Together, Mota-Velasco and Gutierrez set up a U.S. division at the Palm Meadows Training Center in Florida in 2019 to take a shot at the most prestigious races. Mota-Velasco, who races as St. George Stable, bred Letruska in Kentucky. The 5-year-old mare is a daughter of 2010 Kentucky Derby winner Super Saver.
Letruska won her first seven career starts, including six at Hipódromo de las Américas in Mexico City.

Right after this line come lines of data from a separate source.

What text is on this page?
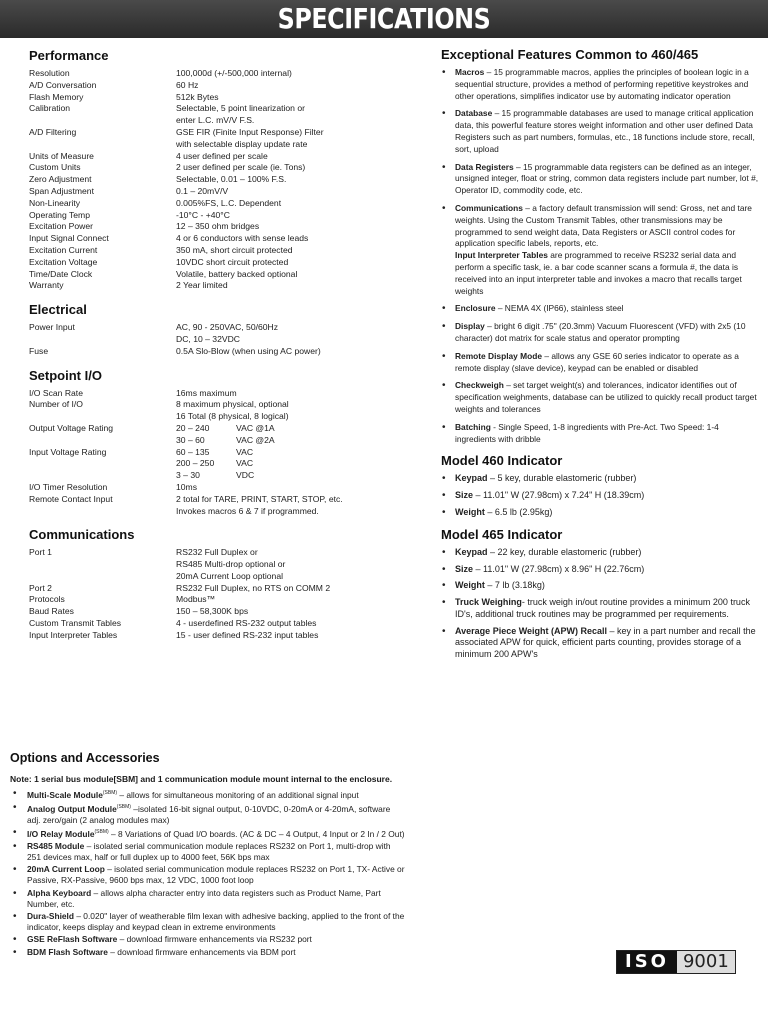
SPECIFICATIONS
Performance
Resolution	100,000d (+/-500,000 internal)
A/D Conversation	60 Hz
Flash Memory	512k Bytes
Calibration	Selectable, 5 point linearization or
enter L.C. mV/V F.S.
A/D Filtering	GSE FIR (Finite Input Response) Filter
with selectable display update rate
Units of Measure	4 user defined per scale
Custom Units	2 user defined per scale (ie. Tons)
Zero Adjustment	Selectable, 0.01 – 100% F.S.
Span Adjustment	0.1 – 20mV/V
Non-Linearity	0.005%FS, L.C. Dependent
Operating Temp	-10°C - +40°C
Excitation Power	12 – 350 ohm bridges
Input Signal Connect	4 or 6 conductors with sense leads
Excitation Current	350 mA, short circuit protected
Excitation Voltage	10VDC short circuit protected
Time/Date Clock	Volatile, battery backed optional
Warranty	2 Year limited
Electrical
Power Input	AC, 90 - 250VAC, 50/60Hz
DC, 10 – 32VDC
Fuse	0.5A Slo-Blow (when using AC power)
Setpoint I/O
I/O Scan Rate	16ms maximum
Number of I/O	8 maximum physical, optional
16 Total (8 physical, 8 logical)
Output Voltage Rating	20 – 240	VAC @1A
30 – 60	VAC @2A
Input Voltage Rating	60 – 135	VAC
200 – 250	VAC
3 – 30	VDC
I/O Timer Resolution	10ms
Remote Contact Input	2 total for TARE, PRINT, START, STOP, etc.
Invokes macros 6 & 7 if programmed.
Communications
Port 1	RS232 Full Duplex or
RS485 Multi-drop optional or
20mA Current Loop optional
Port 2	RS232 Full Duplex, no RTS on COMM 2
Protocols	Modbus™
Baud Rates	150 – 58,300K bps
Custom Transmit Tables	4 - userdefined RS-232 output tables
Input Interpreter Tables	15 - user defined RS-232 input tables
Options and Accessories
Note: 1 serial bus module[SBM] and 1 communication module mount internal to the enclosure.
• Multi-Scale Module$^{(SBM)}$ – allows for simultaneous monitoring of an additional signal input
• Analog Output Module$^{(SBM)}$ –isolated 16-bit signal output, 0-10VDC, 0-20mA or 4-20mA, software adj. zero/gain (2 analog modules max)
• I/O Relay Module$^{(SBM)}$ – 8 Variations of Quad I/O boards. (AC & DC – 4 Output, 4 Input or 2 In / 2 Out)
• RS485 Module – isolated serial communication module replaces RS232 on Port 1, multi-drop with 251 devices max, half or full duplex up to 4000 feet, 56K bps max
• 20mA Current Loop – isolated serial communication module replaces RS232 on Port 1, TX- Active or Passive, RX-Passive, 9600 bps max, 12 VDC, 1000 foot loop
• Alpha Keyboard – allows alpha character entry into data registers such as Product Name, Part Number, etc.
• Dura-Shield – 0.020" layer of weatherable film lexan with adhesive backing, applied to the front of the indicator, keeps display and keypad clean in extreme environments
• GSE ReFlash Software – download firmware enhancements via RS232 port
• BDM Flash Software – download firmware enhancements via BDM port
Exceptional Features Common to 460/465
• Macros – 15 programmable macros, applies the principles of boolean logic in a sequential structure, provides a method of performing repetitive keystrokes and other operations, simplifies indicator use by automating indicator operation
• Database – 15 programmable databases are used to manage critical application data, this powerful feature stores weight information and other user defined Data Registers such as part numbers, formulas, etc., 18 functions include store, recall, sort, upload
• Data Registers – 15 programmable data registers can be defined as an integer, unsigned integer, float or string, common data registers include part number, lot #, Operator ID, commodity code, etc.
• Communications – a factory default transmission will send: Gross, net and tare weights. Using the Custom Transmit Tables, other transmissions may be programmed to send weight data, Data Registers or ASCII control codes for application specific labels, reports, etc.
Input Interpreter Tables are programmed to receive RS232 serial data and perform a specific task, ie. a bar code scanner scans a formula #, the data is received into an input interpreter table and invokes a macro that recalls target weights
• Enclosure – NEMA 4X (IP66), stainless steel
• Display – bright 6 digit .75" (20.3mm) Vacuum Fluorescent (VFD) with 2x5 (10 character) dot matrix for scale status and operator prompting
• Remote Display Mode – allows any GSE 60 series indicator to operate as a remote display (slave device), keypad can be enabled or disabled
• Checkweigh – set target weight(s) and tolerances, indicator identifies out of specification weighments, database can be utilized to quickly recall product target weights and tolerances
• Batching - Single Speed, 1-8 ingredients with Pre-Act. Two Speed: 1-4 ingredients with dribble
Model 460 Indicator
• Keypad – 5 key, durable elastomeric (rubber)
• Size – 11.01" W (27.98cm) x 7.24" H (18.39cm)
• Weight – 6.5 lb (2.95kg)
Model 465 Indicator
• Keypad – 22 key, durable elastomeric (rubber)
• Size – 11.01" W (27.98cm) x 8.96" H (22.76cm)
• Weight – 7 lb (3.18kg)
• Truck Weighing- truck weigh in/out routine provides a minimum 200 truck ID's, additional truck routines may be programmed per requirements.
• Average Piece Weight (APW) Recall – key in a part number and recall the associated APW for quick, efficient parts counting, provides storage of a minimum 200 APW's
ISO 9001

Among her winning streak were victories in the Clasico Esmeralda and Clasico Diamante, two legs of Mexico’s Triple Crown for 3-year-old fillies in 2019. She was named that country’s divisional champion.
“The actual Mexican races are with a lot of problems, especially for the quality for the horses,” Gutierrez said.
The gap between that level and the Breeders’ Cup is “like a child to play in school and go to the major leagues,” he said.
Since relocating to South Florida, Letruska’s been a well-traveled competitor, winning at Gulfstream, Oaklawn, Saratoga, Belmont, Sam Houston, Churchill Downs and Keeneland.
Now, Letruska ventures West for the first time to race at Del Mar, located about 40 miles north of the Mexican border.
She’ll take on 10 rivals in the Distaff, carrying the hopes of Mexico with her.
“This is a real dream, because nobody can think this could happen,” Gutierrez said. “When I had this horse in Mexico City I understood she’s a special horse, a horse who could run fast. But to be here, it’s like another planet.”
Letruska has six wins this year, including four in prestigious Grade 1 races. Her only loss came in the Azeri Stakes, when she was second by a head to Shedaresthedevil. They’ll have a rematch on Saturday.
“When I decided her campaign, I selected the races depending on how she’s doing, how she trains,” Gutierrez said. “Every day it’s like she tells me, tomorrow we can go to stronger competition.”
A victory in the Distaff would make Letruska worthy of consideration for Horse of the Year honors, Gutierrez believes.
“She traveled around the most strong races, different tracks,” he said. “She’s a consistent, solid horse. It’s very difficult to ask more.”
Brad Cox, who trains early 4-1 co-second choice Shedaresthedevil, thinks otherwise.
“If Shedaresthedevil wins the Distaff, I think she should be champion filly and mare,” he said. “If she was able to beat Letruska and beat her twice and have three Grade 1s (wins) on the year, I don’t know how she wouldn’t be champion filly and mare.”